Each Click is a Move, Each Result is Feedback
Once you frame it this way, the parallels become obvious. Every click or input is a move. Every resulting page load or error message is feedback.
The agent’s job is to discover moves which lead it closer to fulfilling the test’s objective. When a move works — the button clicks, the setting saves, the expected element appears — that success becomes part of a growing test script.
When it fails, the difference is instructive. Maybe the selector didn’t match; maybe the page took longer to load; maybe the wrong button was pressed. The agent can analyze that failure, adjust the code, and retry — but crucially, it never builds on a broken foundation.

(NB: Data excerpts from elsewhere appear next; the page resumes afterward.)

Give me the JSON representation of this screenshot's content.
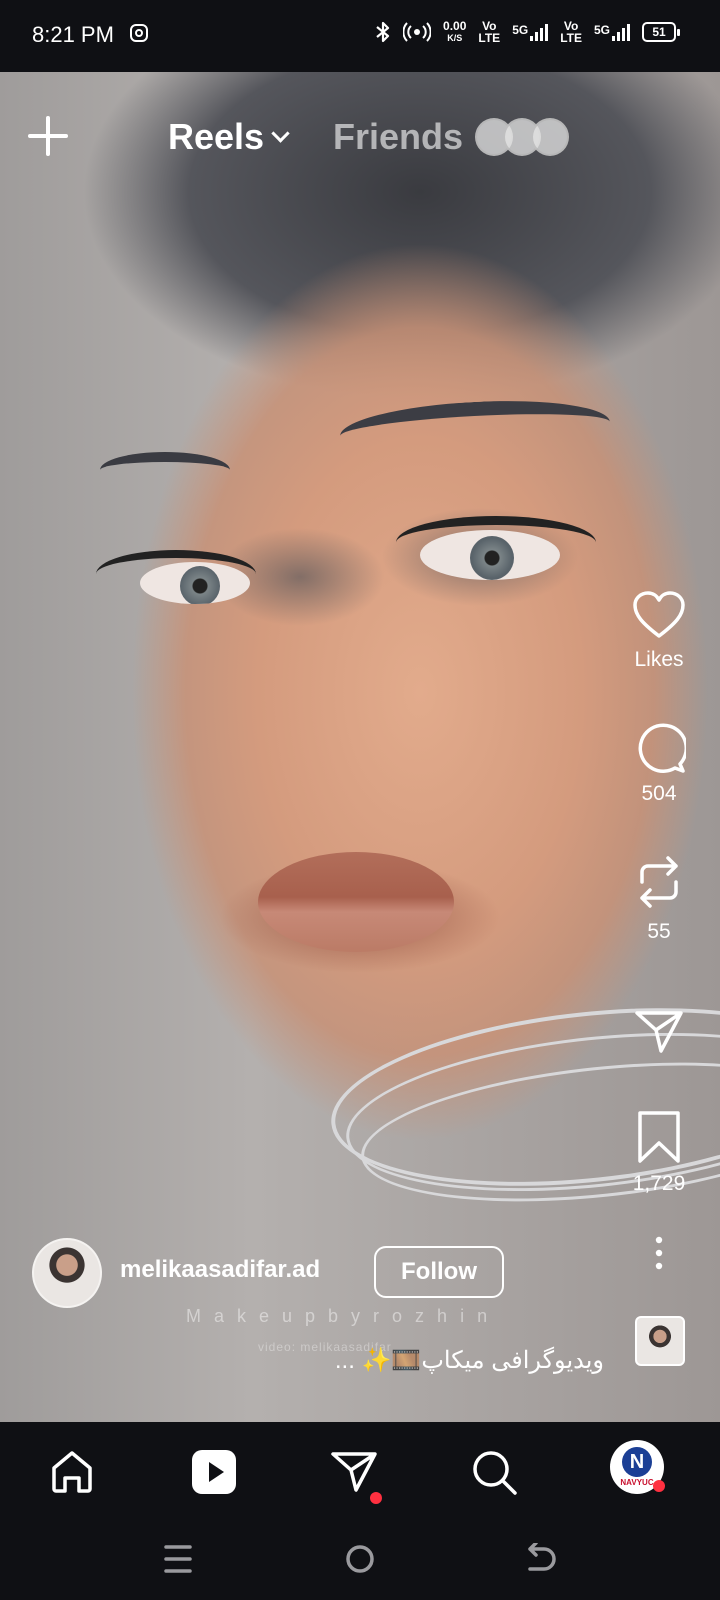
{
  "status_bar": {
    "time": "8:21 PM",
    "net_speed_value": "0.00",
    "net_speed_unit": "K/S",
    "sim1_label_top": "Vo",
    "sim1_label_bottom": "LTE",
    "sim1_tech": "5G",
    "sim2_label_top": "Vo",
    "sim2_label_bottom": "LTE",
    "sim2_tech": "5G",
    "battery": "51",
    "icons": [
      "instagram-icon",
      "bluetooth-icon",
      "hotspot-icon",
      "signal-icon",
      "battery-icon"
    ]
  },
  "top_nav": {
    "create_icon": "plus-icon",
    "reels_tab": "Reels",
    "friends_tab": "Friends"
  },
  "action_rail": {
    "likes_label": "Likes",
    "comments_count": "504",
    "reposts_count": "55",
    "saves_count": "1,729",
    "icons": [
      "heart-icon",
      "comment-icon",
      "repost-icon",
      "share-icon",
      "bookmark-icon",
      "more-icon"
    ]
  },
  "reel": {
    "username": "melikaasadifar.ad",
    "follow_label": "Follow",
    "watermark": "Makeupbyrozhin",
    "watermark_credit": "video: melikaasadifar",
    "caption": "ویدیوگرافی میکاپ🎞️✨ ..."
  },
  "bottom_nav": {
    "icons": [
      "home-icon",
      "reels-icon",
      "messages-icon",
      "search-icon",
      "profile-avatar"
    ],
    "profile_badge": "N",
    "profile_text": "NAVYUC",
    "accent_red": "#ff3040"
  },
  "system_nav": {
    "icons": [
      "recents-icon",
      "home-circle-icon",
      "back-icon"
    ]
  }
}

Unlike Voyager, which could wander into failure and continue from there, our agent can’t afford wrong turns. A bad test step messes up the test and may mess up the state too. So when something fails, it’s either repaired or discarded. Progress resumes from the last known-good point — the most recent partial test that runs successfully.
Over time, this process yields not just fragments of test logic, but full, reliable acceptance tests — working artifacts that can be rerun, reused, and extended.
You could think of it as learning by accretion: the test grows by adding only verified steps, layer by layer, until the full test is complete.
The Acceptance Test as the Final Artifact
Voyager’s skill library captured how to do things — snippets of code for cutting wood or crafting tools — but it didn’t explicitly record an entire “playthrough.” In testing, we want exactly that: the finished sequence of validated steps that a human could run at any time to reproduce the result.
That sequence is the acceptance test. It’s not just a proof that the agent understood what to do; it’s a permanent artifact of that understanding — a reproducible, machine-verifiable record of how to achieve a goal in the system.
And just like Voyager’s skills, these test steps can be stored, searched, and reused. Each one becomes a reference for subsequent generation runs — a memory the agent can consult when facing similar challenges in the future.
From Exploration to Achievement
In the end, what we’re really doing here is adapting a system designed for open-ended exploration into one suited for directed achievement.
Where Voyager wandered and discovered, our testing agent advances deliberately and records what works.
Where the Minecraft agent could afford a few failed experiments, ours must prune them away.
And where the game’s agent learned to survive, ours learns to verify.
Yet beneath those differences, the structure is the same: a feedback loop of observation, action, and reflection — a process of building understanding by interacting with reality.
In the chapters that follow, we’ll step deeper into this world. We’ll look at how our agent perceives its test environment, how it decides what to do next, and how it stores its growing collection of reliable, reusable test fragments.